37. Vampire Weekend – A-Punk
Best white-boy ska since The English Beat disbanded. Or, alternately, best white-boy Soweto since Graceland.
38. Oasis – The Shock Of The Lightning
Dig Out Your Soul was only half of the great comeback Oasis has been threatening for years now. Fortunately, this up-tempo blast comes from the good half.

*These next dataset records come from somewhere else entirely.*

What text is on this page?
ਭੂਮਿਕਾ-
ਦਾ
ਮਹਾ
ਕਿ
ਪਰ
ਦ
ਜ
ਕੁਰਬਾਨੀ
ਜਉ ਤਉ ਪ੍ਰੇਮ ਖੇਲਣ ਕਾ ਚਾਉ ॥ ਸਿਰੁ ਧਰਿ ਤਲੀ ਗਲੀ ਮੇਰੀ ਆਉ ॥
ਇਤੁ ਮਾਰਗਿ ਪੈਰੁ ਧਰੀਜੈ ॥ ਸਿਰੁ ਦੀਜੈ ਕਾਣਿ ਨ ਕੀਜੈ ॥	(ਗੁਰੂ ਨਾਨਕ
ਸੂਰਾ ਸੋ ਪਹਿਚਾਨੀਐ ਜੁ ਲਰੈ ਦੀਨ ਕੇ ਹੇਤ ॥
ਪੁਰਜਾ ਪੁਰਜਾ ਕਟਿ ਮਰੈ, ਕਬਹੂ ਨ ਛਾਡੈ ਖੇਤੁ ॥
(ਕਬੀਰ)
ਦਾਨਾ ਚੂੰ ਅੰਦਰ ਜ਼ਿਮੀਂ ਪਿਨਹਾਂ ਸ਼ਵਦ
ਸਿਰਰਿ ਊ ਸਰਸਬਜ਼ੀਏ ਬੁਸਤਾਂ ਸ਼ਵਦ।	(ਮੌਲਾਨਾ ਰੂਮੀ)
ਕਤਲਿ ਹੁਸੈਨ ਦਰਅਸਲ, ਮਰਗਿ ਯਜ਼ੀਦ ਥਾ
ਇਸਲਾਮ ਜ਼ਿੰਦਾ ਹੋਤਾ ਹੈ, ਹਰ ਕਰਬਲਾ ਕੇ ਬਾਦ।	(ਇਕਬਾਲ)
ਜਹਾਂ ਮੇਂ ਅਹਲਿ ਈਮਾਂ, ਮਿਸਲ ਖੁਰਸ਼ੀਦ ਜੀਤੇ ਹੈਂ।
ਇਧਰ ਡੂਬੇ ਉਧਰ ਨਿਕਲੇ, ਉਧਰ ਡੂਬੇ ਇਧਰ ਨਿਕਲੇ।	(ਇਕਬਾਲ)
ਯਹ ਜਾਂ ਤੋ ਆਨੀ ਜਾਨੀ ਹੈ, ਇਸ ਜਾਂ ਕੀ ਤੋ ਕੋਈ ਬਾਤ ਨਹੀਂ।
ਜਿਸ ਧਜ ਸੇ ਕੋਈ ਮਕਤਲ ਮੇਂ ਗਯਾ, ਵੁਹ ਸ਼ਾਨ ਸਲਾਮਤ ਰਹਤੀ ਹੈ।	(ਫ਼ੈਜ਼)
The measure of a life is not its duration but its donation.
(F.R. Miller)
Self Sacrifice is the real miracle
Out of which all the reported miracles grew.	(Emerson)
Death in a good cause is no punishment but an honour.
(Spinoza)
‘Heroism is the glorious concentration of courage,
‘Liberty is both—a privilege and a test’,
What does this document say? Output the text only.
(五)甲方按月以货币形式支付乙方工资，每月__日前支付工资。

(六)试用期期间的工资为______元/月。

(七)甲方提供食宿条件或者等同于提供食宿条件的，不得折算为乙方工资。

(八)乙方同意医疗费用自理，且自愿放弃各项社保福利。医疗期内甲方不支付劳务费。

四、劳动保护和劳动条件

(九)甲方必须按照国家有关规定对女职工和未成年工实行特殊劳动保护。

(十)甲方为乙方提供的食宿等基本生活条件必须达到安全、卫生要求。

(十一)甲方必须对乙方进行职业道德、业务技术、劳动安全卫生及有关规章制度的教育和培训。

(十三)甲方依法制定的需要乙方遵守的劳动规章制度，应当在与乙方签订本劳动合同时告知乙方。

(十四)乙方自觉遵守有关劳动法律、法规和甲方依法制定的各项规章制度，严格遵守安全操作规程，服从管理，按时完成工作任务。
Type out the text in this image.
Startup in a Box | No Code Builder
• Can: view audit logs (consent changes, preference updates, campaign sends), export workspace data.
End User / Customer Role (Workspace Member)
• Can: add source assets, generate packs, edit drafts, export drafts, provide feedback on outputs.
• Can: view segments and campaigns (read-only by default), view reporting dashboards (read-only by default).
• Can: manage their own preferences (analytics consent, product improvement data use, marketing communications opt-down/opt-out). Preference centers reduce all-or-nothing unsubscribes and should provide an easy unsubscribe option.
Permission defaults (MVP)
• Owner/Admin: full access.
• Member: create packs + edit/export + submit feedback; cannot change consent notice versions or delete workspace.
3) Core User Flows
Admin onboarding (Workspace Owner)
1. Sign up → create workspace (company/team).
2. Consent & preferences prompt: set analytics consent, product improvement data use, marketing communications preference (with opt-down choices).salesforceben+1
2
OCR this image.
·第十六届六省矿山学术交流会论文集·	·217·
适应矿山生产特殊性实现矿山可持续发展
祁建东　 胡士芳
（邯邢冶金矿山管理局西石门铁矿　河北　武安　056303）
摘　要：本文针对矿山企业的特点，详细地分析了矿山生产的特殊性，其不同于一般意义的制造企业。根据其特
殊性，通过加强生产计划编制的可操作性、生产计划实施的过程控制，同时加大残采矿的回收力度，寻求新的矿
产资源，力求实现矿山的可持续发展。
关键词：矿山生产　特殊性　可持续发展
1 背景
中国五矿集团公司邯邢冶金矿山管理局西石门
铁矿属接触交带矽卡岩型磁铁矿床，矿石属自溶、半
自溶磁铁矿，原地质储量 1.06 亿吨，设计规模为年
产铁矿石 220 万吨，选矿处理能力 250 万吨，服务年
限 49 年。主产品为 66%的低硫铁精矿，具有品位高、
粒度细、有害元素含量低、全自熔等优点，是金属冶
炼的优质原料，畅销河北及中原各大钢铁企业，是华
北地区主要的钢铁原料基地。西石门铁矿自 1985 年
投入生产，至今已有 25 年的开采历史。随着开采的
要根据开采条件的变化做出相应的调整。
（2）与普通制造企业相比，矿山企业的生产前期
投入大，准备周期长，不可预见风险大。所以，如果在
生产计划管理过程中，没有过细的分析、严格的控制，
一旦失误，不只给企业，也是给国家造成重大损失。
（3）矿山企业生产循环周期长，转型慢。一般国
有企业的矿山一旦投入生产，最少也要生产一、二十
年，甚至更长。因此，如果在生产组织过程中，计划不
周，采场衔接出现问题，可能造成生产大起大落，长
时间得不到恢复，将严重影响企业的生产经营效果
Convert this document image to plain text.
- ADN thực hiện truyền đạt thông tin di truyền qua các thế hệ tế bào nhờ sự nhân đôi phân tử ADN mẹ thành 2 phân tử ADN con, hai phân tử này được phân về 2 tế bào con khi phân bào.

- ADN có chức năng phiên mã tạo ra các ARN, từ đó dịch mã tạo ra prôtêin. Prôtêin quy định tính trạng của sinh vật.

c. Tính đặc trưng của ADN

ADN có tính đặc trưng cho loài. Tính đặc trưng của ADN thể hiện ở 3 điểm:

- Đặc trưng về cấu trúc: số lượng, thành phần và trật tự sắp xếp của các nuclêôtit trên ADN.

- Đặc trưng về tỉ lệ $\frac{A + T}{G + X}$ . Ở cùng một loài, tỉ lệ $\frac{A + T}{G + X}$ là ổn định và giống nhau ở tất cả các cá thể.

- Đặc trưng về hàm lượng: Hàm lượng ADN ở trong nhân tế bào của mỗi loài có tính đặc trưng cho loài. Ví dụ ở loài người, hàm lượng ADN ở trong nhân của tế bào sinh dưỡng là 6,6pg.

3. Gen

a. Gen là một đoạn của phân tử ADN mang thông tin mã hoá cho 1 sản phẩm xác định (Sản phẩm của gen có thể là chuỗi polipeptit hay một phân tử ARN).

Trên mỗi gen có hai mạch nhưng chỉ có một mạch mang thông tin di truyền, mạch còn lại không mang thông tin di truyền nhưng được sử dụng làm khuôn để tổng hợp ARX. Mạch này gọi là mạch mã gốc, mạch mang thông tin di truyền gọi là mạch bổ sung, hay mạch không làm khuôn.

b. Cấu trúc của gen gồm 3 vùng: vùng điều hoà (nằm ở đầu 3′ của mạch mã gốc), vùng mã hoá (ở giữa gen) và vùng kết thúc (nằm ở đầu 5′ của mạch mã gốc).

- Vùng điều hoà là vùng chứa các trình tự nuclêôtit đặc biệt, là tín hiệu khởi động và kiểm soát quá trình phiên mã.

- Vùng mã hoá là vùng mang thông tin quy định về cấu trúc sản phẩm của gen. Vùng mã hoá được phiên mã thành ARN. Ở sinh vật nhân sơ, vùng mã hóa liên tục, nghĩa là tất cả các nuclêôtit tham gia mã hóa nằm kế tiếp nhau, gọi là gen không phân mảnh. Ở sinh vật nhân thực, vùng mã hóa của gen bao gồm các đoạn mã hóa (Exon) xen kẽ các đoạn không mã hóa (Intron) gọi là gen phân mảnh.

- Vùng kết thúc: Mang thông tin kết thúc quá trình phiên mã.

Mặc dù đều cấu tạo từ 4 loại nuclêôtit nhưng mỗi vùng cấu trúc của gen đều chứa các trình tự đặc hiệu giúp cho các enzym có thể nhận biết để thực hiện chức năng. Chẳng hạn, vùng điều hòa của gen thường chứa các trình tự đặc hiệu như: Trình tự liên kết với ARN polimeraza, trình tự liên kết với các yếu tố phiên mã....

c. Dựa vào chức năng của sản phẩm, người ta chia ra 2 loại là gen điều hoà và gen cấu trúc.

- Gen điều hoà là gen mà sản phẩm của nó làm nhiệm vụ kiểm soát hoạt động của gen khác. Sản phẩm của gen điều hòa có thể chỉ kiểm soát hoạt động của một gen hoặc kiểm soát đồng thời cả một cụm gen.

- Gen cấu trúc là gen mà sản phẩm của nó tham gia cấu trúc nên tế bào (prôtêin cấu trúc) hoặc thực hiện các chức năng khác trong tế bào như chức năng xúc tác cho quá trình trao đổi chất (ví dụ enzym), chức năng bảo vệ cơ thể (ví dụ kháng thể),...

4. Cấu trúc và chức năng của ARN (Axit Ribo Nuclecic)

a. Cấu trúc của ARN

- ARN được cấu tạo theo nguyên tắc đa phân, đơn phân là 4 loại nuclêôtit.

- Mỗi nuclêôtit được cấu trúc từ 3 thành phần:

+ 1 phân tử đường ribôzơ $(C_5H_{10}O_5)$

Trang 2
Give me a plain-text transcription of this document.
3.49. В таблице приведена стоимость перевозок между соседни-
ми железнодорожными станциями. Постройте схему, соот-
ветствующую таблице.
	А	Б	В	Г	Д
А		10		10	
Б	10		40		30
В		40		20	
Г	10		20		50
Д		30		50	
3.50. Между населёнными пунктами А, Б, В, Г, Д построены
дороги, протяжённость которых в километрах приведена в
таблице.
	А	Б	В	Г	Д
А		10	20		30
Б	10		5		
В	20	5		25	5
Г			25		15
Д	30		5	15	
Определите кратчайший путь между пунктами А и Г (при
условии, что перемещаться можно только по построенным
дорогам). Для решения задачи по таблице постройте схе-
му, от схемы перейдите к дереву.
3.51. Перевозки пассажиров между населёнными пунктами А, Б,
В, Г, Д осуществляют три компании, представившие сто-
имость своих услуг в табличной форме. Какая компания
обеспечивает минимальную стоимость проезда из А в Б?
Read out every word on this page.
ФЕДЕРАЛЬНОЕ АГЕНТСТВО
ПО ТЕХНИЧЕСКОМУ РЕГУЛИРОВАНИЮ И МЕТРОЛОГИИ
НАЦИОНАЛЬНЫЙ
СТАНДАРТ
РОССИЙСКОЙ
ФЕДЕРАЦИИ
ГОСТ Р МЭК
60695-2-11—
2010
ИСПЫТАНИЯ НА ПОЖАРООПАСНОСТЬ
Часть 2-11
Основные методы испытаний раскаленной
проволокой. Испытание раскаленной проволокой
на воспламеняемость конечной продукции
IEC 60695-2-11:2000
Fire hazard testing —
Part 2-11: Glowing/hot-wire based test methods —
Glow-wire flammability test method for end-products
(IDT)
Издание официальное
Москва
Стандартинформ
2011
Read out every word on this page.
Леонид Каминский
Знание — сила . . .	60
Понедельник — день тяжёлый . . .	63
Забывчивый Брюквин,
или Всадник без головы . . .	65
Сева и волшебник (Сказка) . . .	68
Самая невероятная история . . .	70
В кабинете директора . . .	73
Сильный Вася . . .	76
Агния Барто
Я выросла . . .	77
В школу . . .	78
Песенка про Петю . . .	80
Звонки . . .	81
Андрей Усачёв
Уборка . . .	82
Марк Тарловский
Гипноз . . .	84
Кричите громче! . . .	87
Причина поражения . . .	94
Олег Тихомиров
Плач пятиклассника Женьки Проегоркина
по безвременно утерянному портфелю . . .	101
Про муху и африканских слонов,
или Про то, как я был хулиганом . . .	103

39. Bell X1 – Rocky Took A Lover
Twinkly Britpop by way of Damien Rice’s old band. Perfect for those who miss the days when Coldplay was just four romantics with guitars.
40. Counting Crows – Come Around
Last year at this time, Saturday Nights & Sunday Mornings seemed poised to be the Crows’ glorious return to form. More bittersweet pop songs like this one, and it would’ve been.
Discover Counting Crows!
41. Bob Mould – Stupid Now
Mould has fallen in and out of fashion countless times since Husker Du’s demise, but he hasn’t sounded so invigorated—or pissed off—since 1992. Yes, that was the year of Sugar’s first album. And yes, District Line is really that good.
42. Duffy – Mercy
Who knew the Welsh had a weakness for Sixties girl-group 45s?
43. Lindsey Buckingham – Did You Miss Me
Close your eyes, and it’s Tusk all over again. Minus the 1979 fashions and marching band cameos.
44. Weezer – Pork And Beans
At this point, Rivers Cuomo may write songs like this in his actual sleep—which certainly explains the line about “I'll eat my candy with the pork and beans”—but it’s hard to begrudge one of the few simple pleasures from The Red Album, a disc otherwise consisting of Weezer working very hard to sound like a bad Weezer cover band.
45. Pretenders – Boots Of Chinese Plastic
Chrissie Hynde’s umpteenth comeback delivered the goods almost immediately, thanks to this popped-cork rocker, a kissing cousin to 1980’s “Tattooed Love Boys.”
46. Hot Chip – Ready For The Floor
Frothy dance effervescence, wrapped in the kind of indie threads guaranteed to make bloggers foam at the mouth.
47. Rihanna – Disturbia
With her jetsetting looks and ice-princess vocals, Rihanna is the pop star for this time, underplaying what could’ve been a conventional love song until it morphs into something far creepier.
48. The Killers – Human
Are we human? Are we dancer? Apparently, we are all Killers.
49. Beck – Modern Guilt
The bright spot on a soggy album, with our favorite indie wunderkind milking the 21st-century blues by way of Danger Mouse.
50. Beyonce – Single Ladies (Put A Ring On It)
But only if you put Justin Timberlake in heels first.